Introduction and objectives Cognitive impairments have been observed in people with type 1 and 2 diabetes. People with cystic fibrosis (CF) who have developed CF related diabetes (CFRD) also show some degree of impairment relative to healthy controls. The aim of this study was to examine cognitive function in people with CFRD after an 18 (± 6) month period to assess any change in performance.

Method Adult (>16 years old), pancreatic insufficient patients with insulin treated CFRD registered to a large UK CF unit who had adequate verbal and written English were eligible. Cognitive performance was assessed using parallel versions of tests from the Cambridge Neuropsychological Test Automated Battery (CANTAB).
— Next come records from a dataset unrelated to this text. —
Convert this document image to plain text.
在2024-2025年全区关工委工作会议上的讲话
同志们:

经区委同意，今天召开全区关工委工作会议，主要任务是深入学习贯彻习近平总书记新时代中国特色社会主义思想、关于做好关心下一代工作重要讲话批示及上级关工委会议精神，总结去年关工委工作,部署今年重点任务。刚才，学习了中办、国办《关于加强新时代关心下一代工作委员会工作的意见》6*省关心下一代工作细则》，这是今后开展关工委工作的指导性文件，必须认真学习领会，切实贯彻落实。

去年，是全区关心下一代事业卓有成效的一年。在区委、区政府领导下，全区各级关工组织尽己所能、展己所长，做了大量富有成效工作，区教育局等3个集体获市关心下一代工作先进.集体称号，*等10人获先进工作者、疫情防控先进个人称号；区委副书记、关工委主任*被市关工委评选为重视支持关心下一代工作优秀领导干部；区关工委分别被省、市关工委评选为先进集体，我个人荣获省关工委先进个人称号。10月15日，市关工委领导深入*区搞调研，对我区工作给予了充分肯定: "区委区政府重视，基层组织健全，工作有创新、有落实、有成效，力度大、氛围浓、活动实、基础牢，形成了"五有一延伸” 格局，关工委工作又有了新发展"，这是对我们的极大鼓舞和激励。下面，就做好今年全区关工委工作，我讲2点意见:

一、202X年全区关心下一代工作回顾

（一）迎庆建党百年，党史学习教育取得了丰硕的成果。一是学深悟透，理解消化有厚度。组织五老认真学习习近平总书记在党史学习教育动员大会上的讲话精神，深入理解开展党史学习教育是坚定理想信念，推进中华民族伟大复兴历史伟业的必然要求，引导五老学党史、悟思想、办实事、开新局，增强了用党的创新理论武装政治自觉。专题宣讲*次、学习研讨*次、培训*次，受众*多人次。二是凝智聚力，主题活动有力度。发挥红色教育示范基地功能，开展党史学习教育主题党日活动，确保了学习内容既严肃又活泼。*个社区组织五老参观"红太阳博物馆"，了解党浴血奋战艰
Subjective ratings of sleep, stress, mood, cognitive performance and minor daily cognitive errors were also collected. At baseline, 67 people were tested; 49 non transplanted and 18 post transplantation patients. Twelve patients were lost to follow-up. To date, 43 people have been retested after an 18 (± 6) month period; 35 non transplanted and 8 post transplantation patients.
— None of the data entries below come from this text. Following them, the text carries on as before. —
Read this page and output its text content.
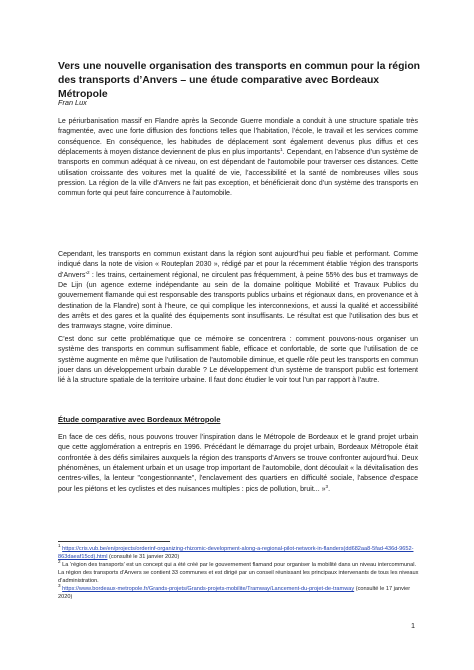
Vers une nouvelle organisation des transports en commun pour la région des transports d’Anvers – une étude comparative avec Bordeaux Métropole

Fran Lux

Le périurbanisation massif en Flandre après la Seconde Guerre mondiale a conduit à une structure spatiale très fragmentée, avec une forte diffusion des fonctions telles que l’habitation, l’école, le travail et les services comme conséquence. En conséquence, les habitudes de déplacement sont également devenus plus diffus et ces déplacements à moyen distance deviennent de plus en plus importants$^1$. Cependant, en l’absence d’un système de transports en commun adéquat à ce niveau, on est dépendant de l’automobile pour traverser ces distances. Cette utilisation croissante des voitures met la qualité de vie, l’accessibilité et la santé de nombreuses villes sous pression. La région de la ville d’Anvers ne fait pas exception, et bénéficierait donc d’un système des transports en commun forte qui peut faire concurrence à l’automobile.

Cependant, les transports en commun existant dans la région sont aujourd’hui peu fiable et performant. Comme indiqué dans la note de vision « Routeplan 2030 », rédigé par et pour la récemment établie ‘région des transports d’Anvers’$^2$ : les trains, certainement régional, ne circulent pas fréquemment, à peine 55% des bus et tramways de De Lijn (un agence externe indépendante au sein de la domaine politique Mobilité et Travaux Publics du gouvernement flamande qui est responsable des transports publics urbains et régionaux dans, en provenance et à destination de la Flandre) sont à l’heure, ce qui complique les interconnexions, et aussi la qualité et accessibilité des arrêts et des gares et la qualité des équipements sont insuffisants. Le résultat est que l’utilisation des bus et des tramways stagne, voire diminue.

C’est donc sur cette problématique que ce mémoire se concentrera : comment pouvons-nous organiser un système des transports en commun suffisamment fiable, efficace et confortable, de sorte que l’utilisation de ce système augmente en même que l’utilisation de l’automobile diminue, et quelle rôle peut les transports en commun jouer dans un développement urbain durable ? Le développement d’un système de transport public est fortement lié à la structure spatiale de la territoire urbaine. Il faut donc étudier le voir tout l’un par rapport à l’autre.

Étude comparative avec Bordeaux Métropole

En face de ces défis, nous pouvons trouver l’inspiration dans le Métropole de Bordeaux et le grand projet urbain que cette agglomération a entrepris en 1996. Précédant le démarrage du projet urbain, Bordeaux Métropole était confrontée à des défis similaires auxquels la région des transports d’Anvers se trouve confronter aujourd’hui. Deux phénomènes, un étalement urbain et un usage trop important de l’automobile, dont découlait « la dévitalisation des centres-villes, la lenteur "congestionnante", l'enclavement des quartiers en difficulté sociale, l'absence d'espace pour les piétons et les cyclistes et des nuisances multiples : pics de pollution, bruit... »$^3$.

$^1$ https://cris.vub.be/en/projects/orderinf-organizing-rhizomic-development-along-a-regional-pilot-network-in-flanders(dd682aa8-5fad-436d-9652-863daeaf15cd).html (consulté le 31 janvier 2020)

$^2$ La ‘région des transports’ est un concept qui a été créé par le gouvernement flamand pour organiser la mobilité dans un niveau intercommunal. La région des transports d’Anvers se contient 33 communes et est dirigé par un conseil réunissant les principaux intervenants de tous les niveaux d’administration.

$^3$ https://www.bordeaux-metropole.fr/Grands-projets/Grands-projets-mobilite/Tramway/Lancement-du-projet-de-tramway (consulté le 17 janvier 2020)

1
Results At follow up, blood glucose levels were significantly lower during testing (reflecting better glycaemic control in some patients) and people reported significantly fewer occurrences of minor daily cognitive errors within the past 6 months. There was no change in performance between baseline and follow up on tests of motor function, visual memory and new learning, immediate pattern recognition, working memory and mental flexibility. On tests of immediate and delayed verbal memory, delayed pattern recognition and processing speed, performance had significantly improved at follow up.

Conclusion Cognitive function is impaired in people with CFRD but remains stable over an 18 (±6) month period. Deficits in cognitive performance may impact upon quality of life and ability to adhere to treatment.